Basic Qualifications
• 2-4 years in an Ops, Analytics, or Technical Operations role (MLOps, AIOps, DataOps, Platform Ops, or similar)
• Understanding of AI/ML concepts: models, inference, embeddings, vector databases, LLMs, tokens, prompts.
• Experience with cloud cost management and FinOps - tracking, analyzing, and optimizing cloud spend.
• Strong proficiency with dashboarding and visualization tools (Looker, Tableau, Grafana, or similar)
• Working knowledge of GCP (required); familiarity with Azure and AWS a plus.
• Comfortable with SQL and basic Python for data analysis and scripting.
• Experience with monitoring and observability platforms (Datadog, Prometheus/Grafana, Cloud Monitoring, or similar)
• Understanding of APIs and API gateways - ability to read logs, trace requests, analyze traffic.
• Strong analytical and problem-solving skills with attention to detail.
• Excellent communication skills - able to translate technical metrics into stakeholder insights.

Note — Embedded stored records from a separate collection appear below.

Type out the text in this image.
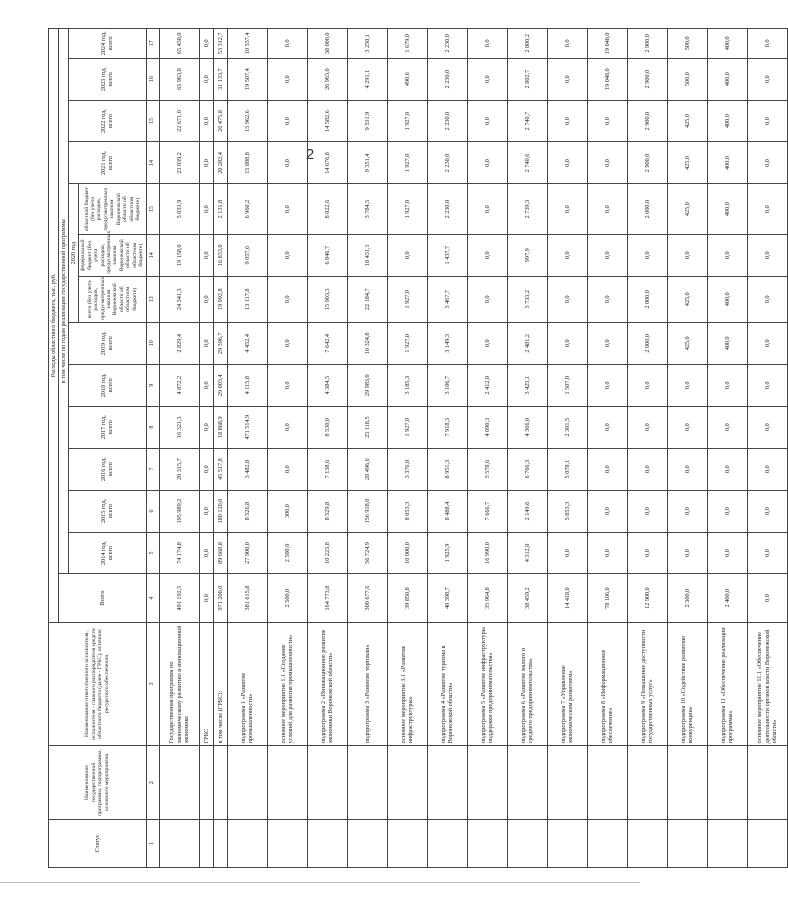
2
Статус	Наименование государственной программы, подпрограммы, основного мероприятия	Наименование ответственного исполнителя, исполнителя - главного распорядителя средств областного бюджета (далее - ГРБС), источник ресурсного обеспечения	Расходы областного бюджета, тыс. руб.													
			Всего	в том числе по годам реализации государственной программы												
				2014 год, всего	2015 год, всего	2016 год, всего	2017 год, всего	2018 год, всего	2019 год, всего	2020 год			2021 год, всего	2022 год, всего	2023 год, всего	2024 год, всего
										всего (без учета расходов, предусмотренных законом Воронежской области об областном бюджете)	федеральный бюджет (без учета расходов, предусмотренных законом Воронежской области об областном бюджете)	областной бюджет (без учета расходов, предусмотренных законом Воронежской области об областном бюджете)				
1	2	3	4	5	6	7	8	9	10	13	14	15	14	15	16	17
		Государственная программа по экономическому развитию и инновационной экономике	491 192,5	74 174,8	195 989,2	20 315,7	16 321,3	4 872,2	2 829,4	24 341,3	19 158,0	5 033,9	23 039,2	22 671,0	65 963,0	65 438,0
		ГРБС	0,0	0,0	0,0	0,0	0,0	0,0	0,0	0,0	0,0	0,0	0,0	0,0	0,0	0,0
		в том числе (ГРБС):	971 200,0	89 668,8	180 120,0	45 517,8	18 868,9	29 003,4	29 396,7	19 992,8	16 833,0	2 131,8	20 282,4	26 475,8	31 133,7	53 312,7
		подпрограмма 1 «Развитие промышленности»	381 615,8	27 900,0	8 526,8	3 482,8	471 514,9	4 115,8	4 452,4	13 117,8	9 057,6	6 960,2	15 888,8	15 962,6	19 507,4	10 537,4
		основное мероприятие 1.1 «Создание условий для развития промышленности»	2 500,0	2 500,0	300,0	0,0	0,0	0,0	0,0	0,0	0,0	0,0	0,0	0,0	0,0	0,0
		подпрограмма 2 «Инновационное развитие экономики Воронежской области»	164 773,8	10 223,8	8 529,8	7 138,6	8 530,0	4 384,5	7 642,4	15 903,3	6 846,7	8 022,6	14 676,8	14 582,6	26 963,0	38 000,0
		подпрограмма 3 «Развитие торговли»	300 677,6	56 724,9	156 918,0	28 496,6	25 118,5	29 983,0	10 324,8	22 184,7	18 431,1	3 784,5	9 351,4	9 531,9	4 291,1	3 250,1
		основное мероприятие 3.1 «Развитие инфраструктуры»	39 850,8	10 000,0	8 053,3	3 376,0	1 927,0	3 185,3	1 927,0	1 927,0	0,0	1 927,0	1 927,0	1 927,0	490,6	1 679,0
		подпрограмма 4 «Развитие туризма в Воронежской области»	40 398,7	1 925,9	8 488,4	8 951,3	7 918,3	3 106,7	3 149,3	3 467,7	1 437,7	2 230,0	2 230,0	2 230,0	2 230,0	2 230,0
		подпрограмма 5 «Развитие инфраструктуры поддержки предпринимательства»	35 964,8	16 990,0	7 666,7	5 578,6	4 090,3	2 412,0	0,0	0,0	0,0	0,0	0,0	0,0	0,0	0,0
		подпрограмма 6 «Развитие малого и среднего предпринимательства»	38 459,2	4 312,0	2 149,6	6 766,3	4 366,0	3 425,1	2 481,2	3 733,2	997,9	2 739,3	2 740,6	2 740,7	2 802,7	2 800,2
		подпрограмма 7 «Управление экономическим развитием»	14 418,0	0,0	5 853,3	5 078,1	2 301,5	1 507,0	0,0	0,0	0,0	0,0	0,0	0,0	0,0	0,0
		подпрограмма 8 «Информационное обеспечение»	78 106,0	0,0	0,0	0,0	0,0	0,0	0,0	0,0	0,0	0,0	0,0	0,0	19 048,0	19 048,0
		подпрограмма 9 «Повышение доступности государственных услуг»	12 900,0	0,0	0,0	0,0	0,0	0,0	2 000,0	2 000,0	0,0	2 000,0	2 900,0	2 900,0	2 900,0	2 900,0
		подпрограмма 10 «Содействие развитию конкуренции»	2 300,0	0,0	0,0	0,0	0,0	0,0	425,0	425,0	0,0	425,0	425,0	425,0	500,0	500,0
		подпрограмма 11 «Обеспечение реализации программы»	2 400,0	0,0	0,0	0,0	0,0	0,0	400,0	400,0	0,0	400,0	400,0	400,0	400,0	400,0
		основное мероприятие 11.1 «Обеспечение деятельности органов власти Воронежской области»	0,0	0,0	0,0	0,0	0,0	0,0	0,0	0,0	0,0	0,0	0,0	0,0	0,0	0,0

• College degree in Computer Science, BIS, MIS, EE, ME or similar is required.
Preferred Qualifications
• Hands-on experience with LLM platforms: Vertex AI, Azure OpenAI, AWS Bedrock
• Familiarity with AI agents and agentic architectures (AutoGen, LangChain, or similar)
• Exposure to MCP (Model Context Protocol) or agent-tool integration patterns.
• Experience with vector databases and RAG (Retrieval-Augmented Generation) operations.
• Understanding of MLOps lifecycle: model registry, versioning, deployment patterns, A/B testing
• Experience with APIGEE or similar API management platforms.
• Familiarity with Responsible AI metrics - hallucination, bias, content safety, guardrails.
• FinOps certification or formal cloud cost management experience.
• Experience supporting enterprise platform teams with multiple consuming applications.
• Familiarity with ML pipeline tools (Kubeflow, MLflow, Vertex AI Pipelines)
• Exposure to prompt management and evaluation frameworks.
• ITIL or operational process framework experience.
• Experience creating runbooks and operational documentation.
Education
BE/BS in Computer Science, Business Information Systems, Management Information Systems, Electrical Engineering, Mechanical Engineering or similar
The estimated pay range for this position is USD $70.00/hr - USD $77.50/hr in Florida, and USD $85.00 - 91.00/hr in California/Washington. Exact compensation and offers of employment are dependent on job-related knowledge, skills, experience, licenses or certifications, and location. We also offer comprehensive benefits. The Talent Acquisition Partner can share more details about compensation or benefits for the role during the interview process.